Needless to say, there are several factors that "bleed off" that Revenue as it works its way down the Income Statement, one of them being Interest Expense, which is why I put forward my query.

As you say, debt forms a part of an MLP's capital structure which contributes to its "action". But obviously debt costs, irrespective of the business model.

A quick calc of the relationship of KMI's EBIT and Interest Expense over the last 5 years, starting in 2009, shows us that debt expense reduced KMI's EBIT by 35%, 58%, 41%, 52% and 42% respectively.
Currently debt is cheap if one looks back in fairly recent history. One wonders how long that will continue to be the case, all things being considered.

If we refer to good ol' Buffett, the more ideal companies reflect about 15%. However, that's more of the ideal case. Let's double that and use, say, 30% of EBIT.
That would give KMI an Interest Expense for 2013 of roughly $1200mil.

KMI reported $1675mil.
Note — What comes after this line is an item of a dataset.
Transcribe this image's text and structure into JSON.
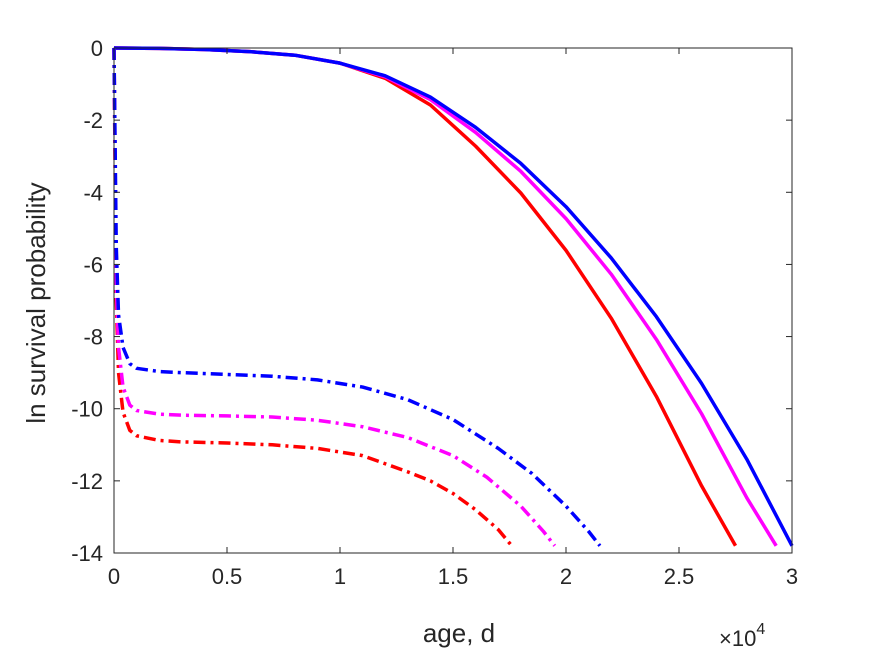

Interest Expense and had a Tax Percentage of about 22%.
Based on $1200mil., KMI would have added an extra after tax amount of $370mil. to its Bottom Line, and increased its original Net Income of $1193 by about 31%.

I guess that would have added to the Dividend payout and the "juice" which probably forms part of the action you referred to.

I was just wondering if KMI could still maintain its MLP type model but should maybe consider reducing its debt load and thereby somewhat improving its Bottom Line to the benefit of its investors.